間違いない。この人たちは長年の住所不定者ではない。どこか別の街から逃げてきたばかりの避難民だ。
強烈な感情と共に脳裏に蘇る映像が肌を粟立たせる。
ルカは避難民の多さに嫌気したのか、冷然となって宿探しを開始する。避難民がどのような理由でどこから逃げてきたのか考える前に、まずはその日泊まる場所を確保する。はたしてその行動は正解か否か……。

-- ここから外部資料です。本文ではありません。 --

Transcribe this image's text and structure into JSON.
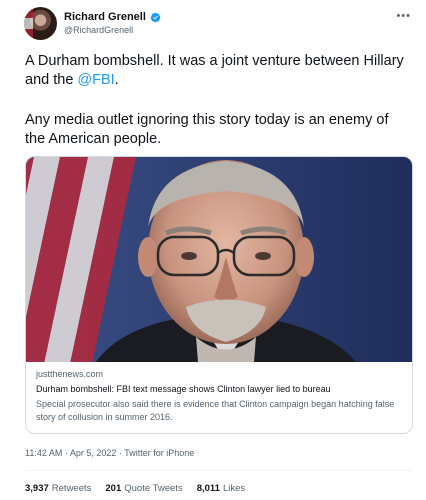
{
  "author": {
    "name": "Richard Grenell",
    "handle": "@RichardGrenell"
  },
  "tweet": {
    "line1": "A Durham bombshell. It was a joint venture between Hillary and the ",
    "mention": "@FBI",
    "line1_end": ".",
    "line2": "Any media outlet ignoring this story today is an enemy of the American people."
  },
  "card": {
    "domain": "justthenews.com",
    "title": "Durham bombshell: FBI text message shows Clinton lawyer lied to bureau",
    "description": "Special prosecutor also said there is evidence that Clinton campaign began hatching false story of collusion in summer 2016."
  },
  "meta": {
    "timestamp": "11:42 AM · Apr 5, 2022 · Twitter for iPhone"
  },
  "stats": {
    "retweets_count": "3,937",
    "retweets_label": "Retweets",
    "quotes_count": "201",
    "quotes_label": "Quote Tweets",
    "likes_count": "8,011",
    "likes_label": "Likes"
  },
  "colors": {
    "accent": "#1d9bf0",
    "text": "#0f1419",
    "secondary": "#536471"
  },
  "icons": {
    "more": "more-icon",
    "verified": "verified-badge-icon"
  }
}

新種のアンデッドは散策にも食べ歩きにも興味を示すことなく、脇目も振らずに宿を探す。しかし、リブレンの宿泊施設はどこも満室で、低級の宿にはじまり、中級の宿はおろか、高級宿にいたるまで全ての宿に宿泊を断られた。
正攻法では宿泊場所が決まらないと分かったリリーバーは方針を変える。道行く人に道を尋ね、次に目指すはワーカーが出入りする飯場だ。

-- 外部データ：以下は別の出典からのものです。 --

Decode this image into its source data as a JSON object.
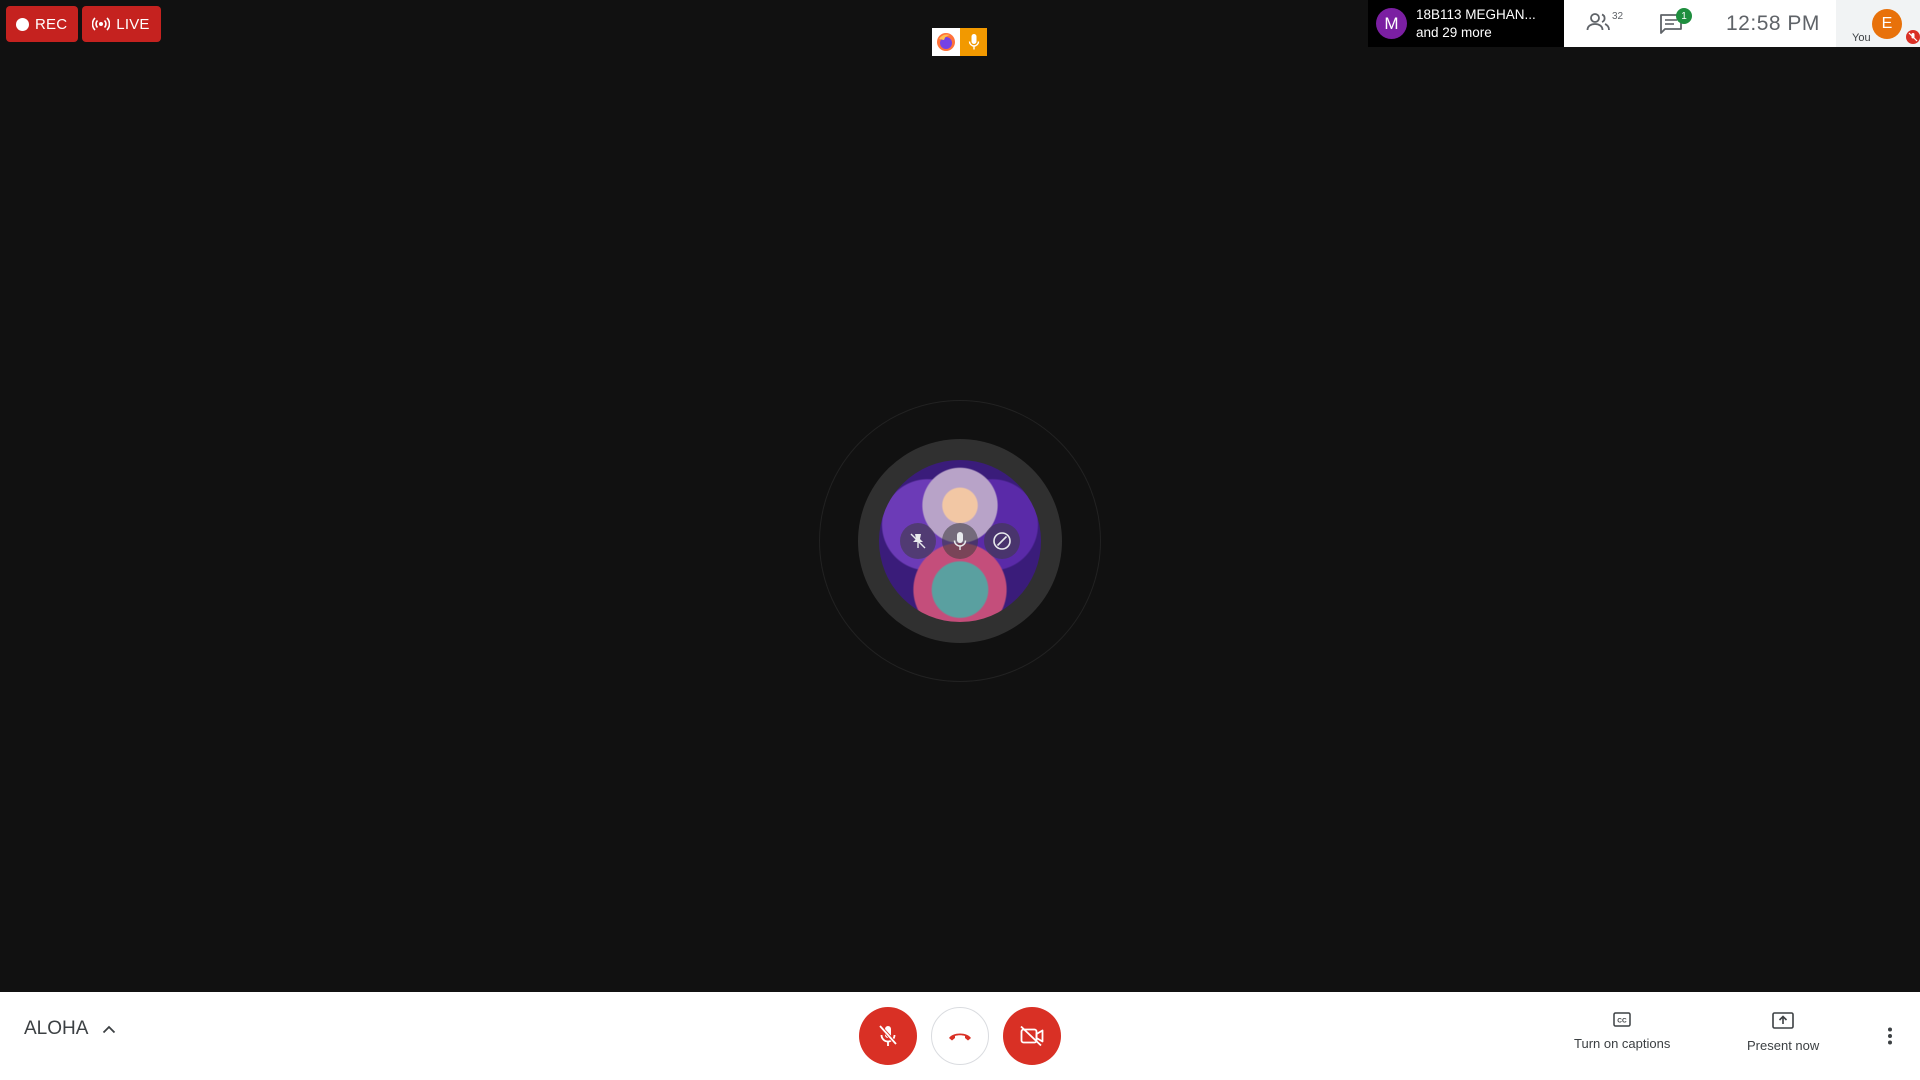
{
  "badges": {
    "rec_label": "REC",
    "live_label": "LIVE"
  },
  "participants_preview": {
    "avatar_letter": "M",
    "name": "18B113 MEGHAN...",
    "more": "and 29 more"
  },
  "topbar": {
    "people_count": "32",
    "chat_count": "1",
    "time": "12:58 PM",
    "self_avatar_letter": "E",
    "self_label": "You"
  },
  "bottombar": {
    "meeting_name": "ALOHA",
    "captions_label": "Turn on captions",
    "present_label": "Present now"
  },
  "colors": {
    "rec_red": "#c5221f",
    "control_red": "#d93025",
    "chat_green": "#1e8e3e",
    "self_orange": "#e8710a",
    "preview_purple": "#7b1fa2"
  },
  "icons": [
    "record-dot-icon",
    "broadcast-icon",
    "firefox-icon",
    "microphone-icon",
    "people-icon",
    "chat-icon",
    "mic-off-icon",
    "hang-up-icon",
    "camera-off-icon",
    "captions-icon",
    "present-icon",
    "more-vert-icon",
    "chevron-up-icon",
    "pin-icon",
    "remove-icon"
  ]
}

飯場は他の飲食店とは一線を画する独特の匂いがあるから、近辺に辿り着くだけで後は誰に何を言われずともどの建物が目的地なのか分かってしまう。
フライリッツの飯場によく似た匂いを漂わせる店の中に足を踏み入れるのは私とルカだけ、後のメンバーは飯場脇で待機だ。
湯気に曇る飯場の中は食事時でもないのにそれなりの人口密度で、空席があまり多くない。
適当な席を探して店内を歩くと、四人は楽に使える卓を二人の男で占有している箇所があった。
椅子は丁度二つ空いている。座っている男二人も誰かのために席を取っている、という様子はない。
ルカが二人の男に相席を申し出ると、男たちは相席を快諾してくれた。なんなら快諾どころか、むしろ頼み込んででもルカと一緒に卓を囲みたい様子だ。
甘めに評価しても、人相が良いとも愛想が良さそうとも言えない悪漢風の男たちは、私たちが使うに邪魔となっている卓上の私物をそそくさと片付ける。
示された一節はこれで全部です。